Ce document comprendra :
- une description de la structure photovoltaïque proposée, des différents espaces concernés par l’installation (exploitation, parcelle au sens de l’article R. 314-108) ;
- le type de culture ou d’élevage, le mode de production et les itinéraires techniques envisagés à la suite de l’installation du projet agrivoltaïque ;
- une description de la zone témoin, ou du référentiel retenu ;
- la puissance projetée de l’installation ;
- la superficie non exploitable du fait de l’installation agrivoltaïque, hors locaux techniques non situés sur la parcelle ;
- la hauteur de l’installation agrivoltaïque, l’orientation, l’inclinaison, ainsi que l’espacement « interrangées et interfondations », en lien avec le modèle de l’exploitation agricole ;
- le rapport de contrôle de suivi établi lors de la sixième année d’exploitation de l’installation photovoltaïque.
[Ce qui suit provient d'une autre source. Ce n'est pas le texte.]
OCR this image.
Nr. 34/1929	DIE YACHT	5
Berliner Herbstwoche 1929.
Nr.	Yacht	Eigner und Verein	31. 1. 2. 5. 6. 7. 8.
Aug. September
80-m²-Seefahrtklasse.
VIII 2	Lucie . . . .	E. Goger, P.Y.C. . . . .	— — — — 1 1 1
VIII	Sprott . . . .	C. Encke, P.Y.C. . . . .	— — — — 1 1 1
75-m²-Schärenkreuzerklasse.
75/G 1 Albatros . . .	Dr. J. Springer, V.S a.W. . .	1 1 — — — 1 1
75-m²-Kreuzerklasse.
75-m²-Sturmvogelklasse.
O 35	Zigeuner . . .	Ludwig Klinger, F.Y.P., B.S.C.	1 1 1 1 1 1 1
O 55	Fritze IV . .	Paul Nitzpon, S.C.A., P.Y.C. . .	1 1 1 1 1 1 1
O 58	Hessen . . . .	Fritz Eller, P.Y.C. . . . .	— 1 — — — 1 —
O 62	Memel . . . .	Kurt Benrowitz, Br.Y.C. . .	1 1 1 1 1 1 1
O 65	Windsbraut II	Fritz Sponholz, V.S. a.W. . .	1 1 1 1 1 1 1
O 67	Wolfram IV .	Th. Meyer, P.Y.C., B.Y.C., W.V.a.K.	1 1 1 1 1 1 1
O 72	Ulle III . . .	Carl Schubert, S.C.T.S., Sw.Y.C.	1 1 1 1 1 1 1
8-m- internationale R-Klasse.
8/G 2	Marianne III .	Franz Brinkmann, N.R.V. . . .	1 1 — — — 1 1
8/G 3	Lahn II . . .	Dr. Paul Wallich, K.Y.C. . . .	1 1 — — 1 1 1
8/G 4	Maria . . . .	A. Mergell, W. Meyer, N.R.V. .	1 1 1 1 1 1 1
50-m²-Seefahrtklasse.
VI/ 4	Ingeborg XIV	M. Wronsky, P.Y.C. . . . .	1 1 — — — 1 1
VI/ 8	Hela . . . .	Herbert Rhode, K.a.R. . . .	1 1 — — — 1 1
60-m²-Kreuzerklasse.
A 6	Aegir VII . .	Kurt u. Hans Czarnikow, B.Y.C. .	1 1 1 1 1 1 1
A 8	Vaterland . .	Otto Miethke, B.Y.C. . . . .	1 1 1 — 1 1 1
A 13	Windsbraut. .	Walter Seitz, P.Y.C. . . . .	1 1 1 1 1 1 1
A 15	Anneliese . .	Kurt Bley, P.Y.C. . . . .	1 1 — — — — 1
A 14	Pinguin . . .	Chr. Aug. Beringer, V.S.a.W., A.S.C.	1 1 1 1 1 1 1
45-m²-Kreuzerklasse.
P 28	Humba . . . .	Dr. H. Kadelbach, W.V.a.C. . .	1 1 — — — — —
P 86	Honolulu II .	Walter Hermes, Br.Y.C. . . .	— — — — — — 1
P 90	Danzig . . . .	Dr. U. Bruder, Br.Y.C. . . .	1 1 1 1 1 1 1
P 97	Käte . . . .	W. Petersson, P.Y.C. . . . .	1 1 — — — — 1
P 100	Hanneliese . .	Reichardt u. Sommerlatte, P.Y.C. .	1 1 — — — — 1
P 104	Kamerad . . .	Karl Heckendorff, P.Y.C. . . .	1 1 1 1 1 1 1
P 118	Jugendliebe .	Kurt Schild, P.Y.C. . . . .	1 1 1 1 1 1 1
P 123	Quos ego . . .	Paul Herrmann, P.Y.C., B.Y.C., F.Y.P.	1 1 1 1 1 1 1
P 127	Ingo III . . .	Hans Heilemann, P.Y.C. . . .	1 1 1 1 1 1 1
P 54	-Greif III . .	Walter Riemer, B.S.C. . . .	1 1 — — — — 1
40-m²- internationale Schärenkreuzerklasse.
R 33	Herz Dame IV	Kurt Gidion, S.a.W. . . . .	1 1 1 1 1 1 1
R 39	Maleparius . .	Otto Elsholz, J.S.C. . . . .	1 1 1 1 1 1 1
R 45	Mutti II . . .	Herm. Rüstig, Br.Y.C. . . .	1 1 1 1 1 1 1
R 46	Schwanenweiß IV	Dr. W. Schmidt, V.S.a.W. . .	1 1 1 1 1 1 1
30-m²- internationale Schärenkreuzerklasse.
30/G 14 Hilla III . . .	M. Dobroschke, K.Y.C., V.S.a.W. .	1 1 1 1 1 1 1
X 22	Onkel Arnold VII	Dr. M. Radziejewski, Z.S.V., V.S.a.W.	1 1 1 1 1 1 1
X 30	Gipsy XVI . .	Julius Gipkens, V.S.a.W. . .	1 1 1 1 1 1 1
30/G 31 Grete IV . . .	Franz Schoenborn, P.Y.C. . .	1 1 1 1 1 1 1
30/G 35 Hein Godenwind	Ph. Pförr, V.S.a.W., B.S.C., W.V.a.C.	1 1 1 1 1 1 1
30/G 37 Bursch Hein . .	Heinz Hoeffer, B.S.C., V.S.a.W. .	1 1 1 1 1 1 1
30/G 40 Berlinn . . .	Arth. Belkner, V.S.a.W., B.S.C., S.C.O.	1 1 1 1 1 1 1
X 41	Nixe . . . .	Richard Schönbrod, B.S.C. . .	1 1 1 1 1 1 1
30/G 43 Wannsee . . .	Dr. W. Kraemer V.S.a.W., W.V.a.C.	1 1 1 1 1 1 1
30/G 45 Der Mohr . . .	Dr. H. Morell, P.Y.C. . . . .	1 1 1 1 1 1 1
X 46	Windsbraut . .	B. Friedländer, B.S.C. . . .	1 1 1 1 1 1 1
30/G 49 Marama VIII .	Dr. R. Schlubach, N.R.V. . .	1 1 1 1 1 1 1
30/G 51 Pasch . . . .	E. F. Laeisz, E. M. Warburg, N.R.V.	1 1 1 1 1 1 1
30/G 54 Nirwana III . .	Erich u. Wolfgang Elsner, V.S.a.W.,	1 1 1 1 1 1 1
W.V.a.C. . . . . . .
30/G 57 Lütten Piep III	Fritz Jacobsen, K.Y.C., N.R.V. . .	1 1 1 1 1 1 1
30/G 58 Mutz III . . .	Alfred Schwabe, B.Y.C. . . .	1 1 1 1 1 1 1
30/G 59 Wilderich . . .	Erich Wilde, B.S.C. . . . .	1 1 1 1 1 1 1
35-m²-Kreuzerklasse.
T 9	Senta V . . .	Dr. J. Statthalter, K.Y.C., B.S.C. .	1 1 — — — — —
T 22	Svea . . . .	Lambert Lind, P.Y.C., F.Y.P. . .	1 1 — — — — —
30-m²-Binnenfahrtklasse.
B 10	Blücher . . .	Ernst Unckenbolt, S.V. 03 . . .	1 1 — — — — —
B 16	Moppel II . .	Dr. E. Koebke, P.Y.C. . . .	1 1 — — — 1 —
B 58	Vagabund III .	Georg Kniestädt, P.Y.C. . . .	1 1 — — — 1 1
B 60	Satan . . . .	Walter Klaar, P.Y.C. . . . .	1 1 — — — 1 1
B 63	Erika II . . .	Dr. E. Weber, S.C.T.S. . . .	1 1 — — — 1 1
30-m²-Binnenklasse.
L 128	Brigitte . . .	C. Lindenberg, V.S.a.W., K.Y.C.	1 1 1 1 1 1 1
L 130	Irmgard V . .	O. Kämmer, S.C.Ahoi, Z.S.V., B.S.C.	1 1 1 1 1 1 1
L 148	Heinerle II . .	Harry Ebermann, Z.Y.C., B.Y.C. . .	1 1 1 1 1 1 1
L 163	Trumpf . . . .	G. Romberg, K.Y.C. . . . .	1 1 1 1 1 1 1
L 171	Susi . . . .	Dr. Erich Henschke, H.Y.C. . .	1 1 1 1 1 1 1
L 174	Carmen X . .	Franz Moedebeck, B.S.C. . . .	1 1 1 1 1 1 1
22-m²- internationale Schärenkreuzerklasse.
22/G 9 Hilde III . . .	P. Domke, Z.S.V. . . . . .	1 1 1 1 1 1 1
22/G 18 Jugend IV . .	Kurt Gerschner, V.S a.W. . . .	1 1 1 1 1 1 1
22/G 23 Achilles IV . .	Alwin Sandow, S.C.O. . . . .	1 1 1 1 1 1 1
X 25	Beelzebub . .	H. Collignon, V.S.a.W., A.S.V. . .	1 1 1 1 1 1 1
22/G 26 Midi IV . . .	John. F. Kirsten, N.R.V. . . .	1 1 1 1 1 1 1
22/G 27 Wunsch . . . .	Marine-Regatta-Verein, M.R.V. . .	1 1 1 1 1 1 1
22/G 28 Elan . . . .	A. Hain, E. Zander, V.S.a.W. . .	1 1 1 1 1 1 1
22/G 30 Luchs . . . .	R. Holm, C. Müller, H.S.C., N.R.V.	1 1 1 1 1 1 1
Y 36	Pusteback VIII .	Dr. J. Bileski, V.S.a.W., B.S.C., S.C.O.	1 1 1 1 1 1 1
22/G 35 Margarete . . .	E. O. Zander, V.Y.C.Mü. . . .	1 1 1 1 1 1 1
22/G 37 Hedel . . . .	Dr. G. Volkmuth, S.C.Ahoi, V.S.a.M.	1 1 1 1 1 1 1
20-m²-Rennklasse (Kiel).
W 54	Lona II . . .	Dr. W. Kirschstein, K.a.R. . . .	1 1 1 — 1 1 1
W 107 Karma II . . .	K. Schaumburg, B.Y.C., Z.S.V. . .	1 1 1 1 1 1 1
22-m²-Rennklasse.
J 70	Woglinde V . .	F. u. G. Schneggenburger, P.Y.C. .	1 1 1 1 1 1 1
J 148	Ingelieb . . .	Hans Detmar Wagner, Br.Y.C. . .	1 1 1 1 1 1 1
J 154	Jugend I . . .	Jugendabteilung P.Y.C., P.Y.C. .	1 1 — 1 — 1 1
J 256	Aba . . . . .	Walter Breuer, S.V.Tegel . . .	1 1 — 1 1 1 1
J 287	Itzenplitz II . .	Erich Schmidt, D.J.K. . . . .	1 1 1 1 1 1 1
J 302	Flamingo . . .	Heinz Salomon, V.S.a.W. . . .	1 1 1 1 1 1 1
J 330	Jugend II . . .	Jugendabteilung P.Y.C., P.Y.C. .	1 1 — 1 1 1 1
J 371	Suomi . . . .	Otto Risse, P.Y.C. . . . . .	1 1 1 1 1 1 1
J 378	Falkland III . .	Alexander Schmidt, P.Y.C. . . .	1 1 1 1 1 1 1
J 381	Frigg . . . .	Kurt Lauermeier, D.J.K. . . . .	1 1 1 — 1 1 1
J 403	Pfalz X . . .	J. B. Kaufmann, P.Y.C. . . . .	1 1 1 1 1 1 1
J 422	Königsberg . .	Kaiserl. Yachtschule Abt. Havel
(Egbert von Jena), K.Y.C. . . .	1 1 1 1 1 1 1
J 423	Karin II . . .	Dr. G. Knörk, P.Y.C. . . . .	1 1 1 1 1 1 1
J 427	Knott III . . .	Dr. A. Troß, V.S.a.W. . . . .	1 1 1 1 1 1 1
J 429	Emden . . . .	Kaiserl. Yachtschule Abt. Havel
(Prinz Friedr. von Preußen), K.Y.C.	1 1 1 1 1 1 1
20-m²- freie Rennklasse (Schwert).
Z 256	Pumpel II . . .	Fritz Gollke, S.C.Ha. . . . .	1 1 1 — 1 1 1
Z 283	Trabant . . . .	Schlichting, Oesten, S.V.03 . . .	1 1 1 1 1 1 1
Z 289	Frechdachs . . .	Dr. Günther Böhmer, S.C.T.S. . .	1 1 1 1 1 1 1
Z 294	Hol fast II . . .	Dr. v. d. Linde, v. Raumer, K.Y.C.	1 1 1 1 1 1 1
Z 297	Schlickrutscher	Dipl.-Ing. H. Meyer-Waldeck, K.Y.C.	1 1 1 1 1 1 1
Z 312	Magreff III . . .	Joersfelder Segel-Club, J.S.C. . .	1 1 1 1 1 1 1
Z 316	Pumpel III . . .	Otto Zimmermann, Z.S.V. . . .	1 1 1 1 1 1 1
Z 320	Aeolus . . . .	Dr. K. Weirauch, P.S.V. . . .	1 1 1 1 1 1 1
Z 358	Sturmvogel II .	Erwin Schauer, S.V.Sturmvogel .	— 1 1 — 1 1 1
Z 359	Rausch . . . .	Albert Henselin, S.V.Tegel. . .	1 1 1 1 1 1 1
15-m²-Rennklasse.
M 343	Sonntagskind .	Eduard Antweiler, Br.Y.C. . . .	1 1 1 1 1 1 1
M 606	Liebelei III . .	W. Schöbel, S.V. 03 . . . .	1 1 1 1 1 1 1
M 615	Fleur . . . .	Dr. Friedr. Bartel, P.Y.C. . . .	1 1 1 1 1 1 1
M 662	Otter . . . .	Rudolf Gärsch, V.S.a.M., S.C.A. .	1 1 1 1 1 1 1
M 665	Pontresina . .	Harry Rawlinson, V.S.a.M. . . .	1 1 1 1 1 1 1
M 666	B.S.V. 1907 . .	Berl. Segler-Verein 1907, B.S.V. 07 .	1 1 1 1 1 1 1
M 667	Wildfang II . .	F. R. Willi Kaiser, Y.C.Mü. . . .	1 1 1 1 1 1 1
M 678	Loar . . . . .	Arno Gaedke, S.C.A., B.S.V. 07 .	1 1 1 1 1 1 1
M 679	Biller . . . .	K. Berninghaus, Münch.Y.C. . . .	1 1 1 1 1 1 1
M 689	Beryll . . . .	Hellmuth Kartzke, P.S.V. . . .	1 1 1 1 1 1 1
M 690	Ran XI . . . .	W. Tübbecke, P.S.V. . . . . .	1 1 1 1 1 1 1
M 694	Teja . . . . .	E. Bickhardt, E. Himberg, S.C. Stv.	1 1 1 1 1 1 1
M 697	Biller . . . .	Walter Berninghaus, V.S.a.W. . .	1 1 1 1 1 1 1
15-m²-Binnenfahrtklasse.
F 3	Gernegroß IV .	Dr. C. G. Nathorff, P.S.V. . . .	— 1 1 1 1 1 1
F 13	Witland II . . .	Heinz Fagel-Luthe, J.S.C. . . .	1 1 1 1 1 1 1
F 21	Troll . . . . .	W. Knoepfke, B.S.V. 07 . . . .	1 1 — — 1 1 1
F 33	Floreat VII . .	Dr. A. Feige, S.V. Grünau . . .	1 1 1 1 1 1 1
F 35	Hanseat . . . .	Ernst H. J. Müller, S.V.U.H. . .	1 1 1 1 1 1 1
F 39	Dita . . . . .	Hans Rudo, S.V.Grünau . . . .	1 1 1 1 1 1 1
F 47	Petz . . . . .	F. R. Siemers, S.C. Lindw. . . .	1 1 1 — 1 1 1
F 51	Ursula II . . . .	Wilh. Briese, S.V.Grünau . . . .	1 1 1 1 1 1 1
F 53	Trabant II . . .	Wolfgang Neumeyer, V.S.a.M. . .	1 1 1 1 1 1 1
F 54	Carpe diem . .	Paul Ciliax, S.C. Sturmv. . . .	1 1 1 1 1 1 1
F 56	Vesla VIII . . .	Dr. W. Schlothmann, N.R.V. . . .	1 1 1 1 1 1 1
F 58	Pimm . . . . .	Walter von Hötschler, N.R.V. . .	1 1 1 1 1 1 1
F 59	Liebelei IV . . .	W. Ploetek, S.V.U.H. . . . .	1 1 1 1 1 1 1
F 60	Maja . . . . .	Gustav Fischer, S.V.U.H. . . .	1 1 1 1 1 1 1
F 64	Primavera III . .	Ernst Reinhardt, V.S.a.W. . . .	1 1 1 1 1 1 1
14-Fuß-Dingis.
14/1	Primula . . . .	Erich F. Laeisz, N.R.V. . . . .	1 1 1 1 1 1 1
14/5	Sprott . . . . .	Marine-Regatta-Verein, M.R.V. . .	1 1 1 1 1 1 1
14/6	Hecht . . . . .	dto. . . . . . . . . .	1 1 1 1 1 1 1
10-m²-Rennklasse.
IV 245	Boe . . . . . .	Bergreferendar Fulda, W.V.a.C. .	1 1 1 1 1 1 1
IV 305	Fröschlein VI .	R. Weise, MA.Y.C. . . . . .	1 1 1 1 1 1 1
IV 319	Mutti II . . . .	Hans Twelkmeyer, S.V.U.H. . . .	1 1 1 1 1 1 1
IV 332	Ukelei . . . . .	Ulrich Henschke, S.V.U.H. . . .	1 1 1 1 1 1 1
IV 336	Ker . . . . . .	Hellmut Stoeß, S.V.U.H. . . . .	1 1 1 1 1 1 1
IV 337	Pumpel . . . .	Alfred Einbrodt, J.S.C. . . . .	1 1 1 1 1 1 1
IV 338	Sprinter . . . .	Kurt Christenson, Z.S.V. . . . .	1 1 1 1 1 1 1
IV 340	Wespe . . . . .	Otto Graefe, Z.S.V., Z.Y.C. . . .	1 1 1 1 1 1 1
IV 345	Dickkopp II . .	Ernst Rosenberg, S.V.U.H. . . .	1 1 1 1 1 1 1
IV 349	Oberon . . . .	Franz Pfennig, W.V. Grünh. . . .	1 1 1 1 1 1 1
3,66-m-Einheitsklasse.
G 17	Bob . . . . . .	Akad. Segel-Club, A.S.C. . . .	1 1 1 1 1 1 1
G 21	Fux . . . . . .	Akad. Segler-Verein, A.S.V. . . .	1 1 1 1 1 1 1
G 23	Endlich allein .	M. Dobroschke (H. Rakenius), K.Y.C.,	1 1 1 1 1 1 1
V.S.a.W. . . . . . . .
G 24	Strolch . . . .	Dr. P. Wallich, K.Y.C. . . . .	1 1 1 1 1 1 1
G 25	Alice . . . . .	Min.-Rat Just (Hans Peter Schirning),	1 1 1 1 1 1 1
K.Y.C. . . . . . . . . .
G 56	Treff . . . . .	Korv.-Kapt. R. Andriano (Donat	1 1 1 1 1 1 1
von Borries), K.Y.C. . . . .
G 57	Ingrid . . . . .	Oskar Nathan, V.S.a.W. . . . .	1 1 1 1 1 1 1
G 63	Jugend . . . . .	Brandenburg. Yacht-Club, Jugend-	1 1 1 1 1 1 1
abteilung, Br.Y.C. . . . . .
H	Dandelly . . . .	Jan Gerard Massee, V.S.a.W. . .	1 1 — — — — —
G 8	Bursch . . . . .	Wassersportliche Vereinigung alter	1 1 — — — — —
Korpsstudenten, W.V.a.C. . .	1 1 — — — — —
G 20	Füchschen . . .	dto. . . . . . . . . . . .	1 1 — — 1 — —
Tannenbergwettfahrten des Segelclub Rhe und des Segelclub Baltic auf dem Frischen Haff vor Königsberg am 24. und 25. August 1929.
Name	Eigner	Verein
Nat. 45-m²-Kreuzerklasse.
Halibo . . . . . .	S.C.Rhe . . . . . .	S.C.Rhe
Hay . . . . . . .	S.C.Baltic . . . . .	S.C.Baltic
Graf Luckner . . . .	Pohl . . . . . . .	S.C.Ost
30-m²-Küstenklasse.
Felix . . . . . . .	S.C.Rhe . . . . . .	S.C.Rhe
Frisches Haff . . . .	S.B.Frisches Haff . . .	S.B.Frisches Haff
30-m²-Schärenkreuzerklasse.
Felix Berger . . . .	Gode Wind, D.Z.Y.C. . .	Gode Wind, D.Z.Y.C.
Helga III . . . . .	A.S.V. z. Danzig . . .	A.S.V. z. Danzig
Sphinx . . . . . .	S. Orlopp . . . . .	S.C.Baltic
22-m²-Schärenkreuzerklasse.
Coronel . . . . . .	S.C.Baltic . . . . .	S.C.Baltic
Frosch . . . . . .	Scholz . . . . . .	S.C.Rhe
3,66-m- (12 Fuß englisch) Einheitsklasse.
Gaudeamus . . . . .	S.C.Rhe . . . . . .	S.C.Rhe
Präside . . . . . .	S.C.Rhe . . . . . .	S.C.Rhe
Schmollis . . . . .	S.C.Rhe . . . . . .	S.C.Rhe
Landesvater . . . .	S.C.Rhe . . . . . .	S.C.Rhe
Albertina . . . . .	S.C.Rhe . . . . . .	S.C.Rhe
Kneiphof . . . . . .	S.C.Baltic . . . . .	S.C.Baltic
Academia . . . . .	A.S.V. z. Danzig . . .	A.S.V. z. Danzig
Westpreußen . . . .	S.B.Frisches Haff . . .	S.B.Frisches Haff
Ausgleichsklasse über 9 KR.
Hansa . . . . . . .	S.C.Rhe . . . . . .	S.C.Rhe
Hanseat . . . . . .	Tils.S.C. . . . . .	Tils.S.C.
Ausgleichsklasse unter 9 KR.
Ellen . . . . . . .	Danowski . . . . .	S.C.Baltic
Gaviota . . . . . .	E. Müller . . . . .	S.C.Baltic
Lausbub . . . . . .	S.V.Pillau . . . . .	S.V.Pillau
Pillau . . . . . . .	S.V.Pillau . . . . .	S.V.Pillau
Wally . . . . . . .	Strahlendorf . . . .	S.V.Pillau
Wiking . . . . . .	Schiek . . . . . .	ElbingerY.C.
Il atteste que les fonctions écologiques du sol, en particulier ses fonctions biologiques, hydriques et climatiques, ainsi que son potentiel agronomique ne sont pas durablement impactés, et que l’installation n’est pas incompatible avec l’exercice d’une activité agricole, pastorale ou forestière sur le terrain sur lequel elle est implantée, conformément au code de l’urbanisme ;
- un bilan des revenus lié à la production agricole calculés selon les modalités définies à l’article 3 du présent arrêté ;
- une conclusion sur le caractère agrivoltaïque ou non de l’installation.
L’article 4 de l’arrêté du 5 juillet 2024 relatif au développement de l’agrivoltaïsme et aux conditions d’implantation des installations photovoltaïques détaille le contenu de ces documents.
Durant leur instruction, les dossiers sont soumis à différentes commissions. Par exemple, les chambres d’agriculture consultées peuvent faire des recommandations et/ou imposer des règles plus contraignantes que celles édictées par les arrêtés afin que les projets soient davantage en phase avec l’environnement local. Pour sa part, la Commission départementale de préservation des espaces naturels, agricoles et forestiers (CDPENAF) émet un avis qui influence fortement la décision du préfet.
Garanties financières
Par ailleurs, l’énergéticien retenu pour édifier la future centrale agrivoltaïque apportera une série de garanties financières pour montrer qu’il a les moyens de faire face à des pertes de production et pour financer le démantèlement de l’installation.
L’article 1er de l’arrêté du 5 juillet définit le montant forfaitaire de ces garanties. Il équivaut à 1 000 x P €/MWc installé pour les installations d’une puissance inférieure à 10 MWc où P représente la puissance de l’installation, et à 10 000 €/MWc au-delà.
Mais dans 40 ans, la durée de vie des installations, que vaudront ces garanties financières ?
« C’est un point de vigilance pour la filière, affirme Maxime Cumunel de France agrivoltaïsme. Et il conviendra que les acteurs prennent toutes leurs responsabilités pour éviter que des agriculteurs ne soient impactés négativement dans une telle situation ».
Fonctionnement des centrales
Les centrales en activité seront contrôlées et vérifié que la vocation agricole des parcelles équipées de panneaux est bien préservée. Ces contrôles protègent des abus et des détournements.
Les projets agrivoltaïques déposés avant la parution du décret n°2024-318 du 8 avril, et des différents arrêtés publiés au mois de juillet dernier seront instruits en fonction de la réglementation alors en vigueur. Mais on n’imagine pas que ces projets de centrales soient pour autant incompatibles avec cette même réglementation.